The minister of state for external affairs, E. Ahmed, has taken up the matter at the top levels but the Gulf nation has not shown any sign of lifting the ban on work visas for Indians.
While both countries have expressed hope that the issue will be resolved soon, the stalemate has put thousands of job-seekers in a spot. The Kuwait embassy in Delhi and its consulate in Mumbai have stopped issuing visas since the third week of December.
Sources said trouble started when the Gulf nation objected to some “clauses” that India included in the “framework” of the labour contract prescribed by Kuwait. Some of these clauses would require the minimum wage for maids (women domestic helps) to be fixed at Rs 15,000 a month and their sponsors to be under the embassy’s “constant watch” over working conditions.
Kuwait is home to around 550,000 Indians, many of whom work as contract labourers.
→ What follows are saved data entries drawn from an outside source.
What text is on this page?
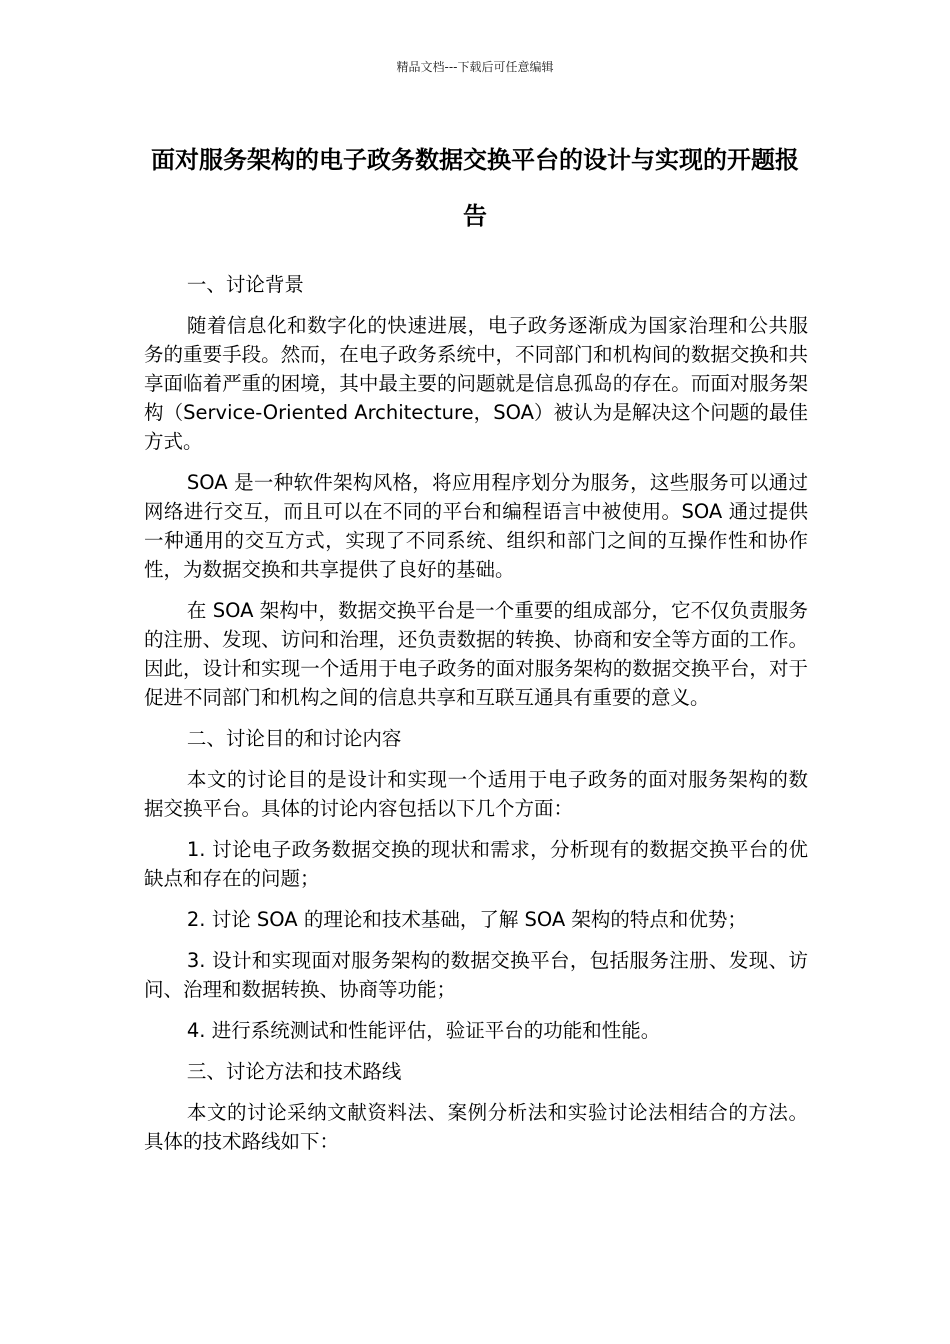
精品文档---下载后可任意编辑
面对服务架构的电子政务数据交换平台的设计与实现的开题报告

一、讨论背景

随着信息化和数字化的快速进展，电子政务逐渐成为国家治理和公共服务的重要手段。然而，在电子政务系统中，不同部门和机构间的数据交换和共享面临着严重的困境，其中最主要的问题就是信息孤岛的存在。而面对服务架构（Service-Oriented Architecture，SOA）被认为是解决这个问题的最佳方式。

SOA 是一种软件架构风格，将应用程序划分为服务，这些服务可以通过网络进行交互，而且可以在不同的平台和编程语言中被使用。SOA 通过提供一种通用的交互方式，实现了不同系统、组织和部门之间的互操作性和协作性，为数据交换和共享提供了良好的基础。

在 SOA 架构中，数据交换平台是一个重要的组成部分，它不仅负责服务的注册、发现、访问和治理，还负责数据的转换、协商和安全等方面的工作。因此，设计和实现一个适用于电子政务的面对服务架构的数据交换平台，对于促进不同部门和机构之间的信息共享和互联互通具有重要的意义。

二、讨论目的和讨论内容

本文的讨论目的是设计和实现一个适用于电子政务的面对服务架构的数据交换平台。具体的讨论内容包括以下几个方面：

1. 讨论电子政务数据交换的现状和需求，分析现有的数据交换平台的优缺点和存在的问题；

2. 讨论 SOA 的理论和技术基础，了解 SOA 架构的特点和优势；

3. 设计和实现面对服务架构的数据交换平台，包括服务注册、发现、访问、治理和数据转换、协商等功能；

4. 进行系统测试和性能评估，验证平台的功能和性能。

三、讨论方法和技术路线

本文的讨论采纳文献资料法、案例分析法和实验讨论法相结合的方法。具体的技术路线如下：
Officials in the overseas Indian affairs ministry said the welfare measures suggested by India “were in the spirit of the Indian Emigration Act, 1983, and not new”.
The Centre examined the objections and told Kuwait the clauses would not affect the labour laws in that country.
The ambassador to Kuwait, M. Ganapathy, was holding talks with the authorities. Overseas Indian affairs minister Vayalar Ravi also discussed the matter with Ganapathy.
Ahmed, whose visit to Kuwait ended yesterday, also took up the matter with Prime Minister Sheikh Nasser Al-Mohammad Al-Ahmad Al-Sabah and other senior ministers.